Respondents urge that the objections were not sufficiently specific to justify a reversal. But a trial in court is never, as respondents in their brief argue this one was, “purely a private controversy . . . of no importance to the public.” The state, whose interest it is the duty of court and counsel alike to uphold, is concerned that every litigation be fairly and impartially conducted and that verdicts of juries be rendered only on the issues made by the pleadings and the evidence. The public interest requires that the court of its own motion, as is its power and duty, protect suitors in their right to a verdict uninfluenced by the appeals of counsel to passion or prejudice. See Union Pac. Ry. Co. v. Field, 137 Fed. 14, 15; Brown v. Swineford, 44 Wis. 282, 293. Where such paramount considerations are involved, the failure of counsel to particularize an exception will not preclude this Court from 319*319 correcting the error. Brasfield v. United States, 272 U.S. 448, 450.
As there must be a new trial, attention should be directed to other objectionable conduct by respondents’ counsel in the course of the trial; their repeated assertion, without supporting evidence, that the defense was a “claim agent defense”; references to petitioner as an “eastern railroad”; and statements that the railroad had “come into this town” and that witnesses and records had been “sent on from New York” for the trial of the cause. Such remarks of counsel, and others of similar character, all tending to create an atmosphere of hostility toward petitioner as a railroad corporation located in another section of the country, have been so often condemned as an appeal to sectional or local prejudice as to require no comment. See Cherry Creek Nat. Bk. v. Fidelity & Casualty Co., supra; Dolph v. Lake Shore etc. Ry. Co., 149 Mich. 278, 280; Southern Ry. Co. v. Simmons, 105 Va. 651, 665.

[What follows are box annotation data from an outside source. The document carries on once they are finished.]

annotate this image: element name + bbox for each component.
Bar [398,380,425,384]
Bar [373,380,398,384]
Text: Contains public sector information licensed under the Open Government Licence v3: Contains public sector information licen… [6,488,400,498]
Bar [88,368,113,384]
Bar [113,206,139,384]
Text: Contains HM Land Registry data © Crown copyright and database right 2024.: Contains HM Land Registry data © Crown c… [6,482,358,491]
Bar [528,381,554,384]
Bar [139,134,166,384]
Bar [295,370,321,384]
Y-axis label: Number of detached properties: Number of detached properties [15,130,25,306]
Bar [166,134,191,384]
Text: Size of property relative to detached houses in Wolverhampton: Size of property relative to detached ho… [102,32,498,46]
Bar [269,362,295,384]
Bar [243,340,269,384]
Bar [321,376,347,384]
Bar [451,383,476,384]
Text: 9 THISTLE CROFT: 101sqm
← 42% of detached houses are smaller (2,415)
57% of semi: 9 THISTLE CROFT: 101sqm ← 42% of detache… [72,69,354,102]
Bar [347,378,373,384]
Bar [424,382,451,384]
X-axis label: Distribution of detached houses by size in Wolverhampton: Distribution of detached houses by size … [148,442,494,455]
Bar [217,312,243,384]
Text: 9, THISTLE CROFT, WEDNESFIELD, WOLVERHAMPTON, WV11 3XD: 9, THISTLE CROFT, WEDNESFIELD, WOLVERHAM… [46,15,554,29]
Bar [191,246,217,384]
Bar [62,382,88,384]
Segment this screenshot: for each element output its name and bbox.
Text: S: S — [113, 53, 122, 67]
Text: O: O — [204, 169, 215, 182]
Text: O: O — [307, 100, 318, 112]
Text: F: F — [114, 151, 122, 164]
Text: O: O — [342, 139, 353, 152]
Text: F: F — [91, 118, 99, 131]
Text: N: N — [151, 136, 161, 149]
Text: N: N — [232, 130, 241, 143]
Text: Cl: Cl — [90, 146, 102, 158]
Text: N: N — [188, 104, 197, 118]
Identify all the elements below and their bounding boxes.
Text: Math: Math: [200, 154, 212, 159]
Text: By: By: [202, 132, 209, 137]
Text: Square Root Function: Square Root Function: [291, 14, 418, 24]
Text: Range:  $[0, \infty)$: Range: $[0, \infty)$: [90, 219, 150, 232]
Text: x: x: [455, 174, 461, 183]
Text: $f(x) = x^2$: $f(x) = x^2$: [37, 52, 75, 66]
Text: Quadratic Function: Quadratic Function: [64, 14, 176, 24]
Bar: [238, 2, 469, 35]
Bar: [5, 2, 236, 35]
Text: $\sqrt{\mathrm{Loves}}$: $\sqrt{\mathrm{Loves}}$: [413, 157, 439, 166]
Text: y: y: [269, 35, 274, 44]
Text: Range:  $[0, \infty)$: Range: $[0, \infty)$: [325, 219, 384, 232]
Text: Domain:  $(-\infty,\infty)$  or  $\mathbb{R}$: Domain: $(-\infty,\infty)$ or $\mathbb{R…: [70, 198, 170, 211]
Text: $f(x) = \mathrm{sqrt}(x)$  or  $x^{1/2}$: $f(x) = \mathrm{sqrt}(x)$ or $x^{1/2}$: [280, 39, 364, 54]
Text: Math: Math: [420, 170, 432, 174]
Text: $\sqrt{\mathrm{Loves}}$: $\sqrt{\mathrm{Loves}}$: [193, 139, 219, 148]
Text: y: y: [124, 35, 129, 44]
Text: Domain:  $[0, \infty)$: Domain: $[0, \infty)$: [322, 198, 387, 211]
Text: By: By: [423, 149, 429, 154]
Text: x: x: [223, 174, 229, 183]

These writs of certiorari were granted on a petition signed by counsel for petitioner who did not participate in the trial. It stated that the cases were of importance and were such a departure “from the accepted and usual course of judicial proceedings, as to call for an exercise of this Court’s power of supervision.” But his argument here was so inadequately prepared and exhibited such lack of familiarity with the record as not to be of assistance to the Court, and in the argument of counsel on both sides, who had participated in the trial below, there was a want of that candor which is essential to the proper and adequate presentation of a cause in this Court. The occasion seems appropriate to remind counsel that the attempted presentation of cases without adequate preparation and with want of fairness and candor discredits the bar and obstructs the administration of justice.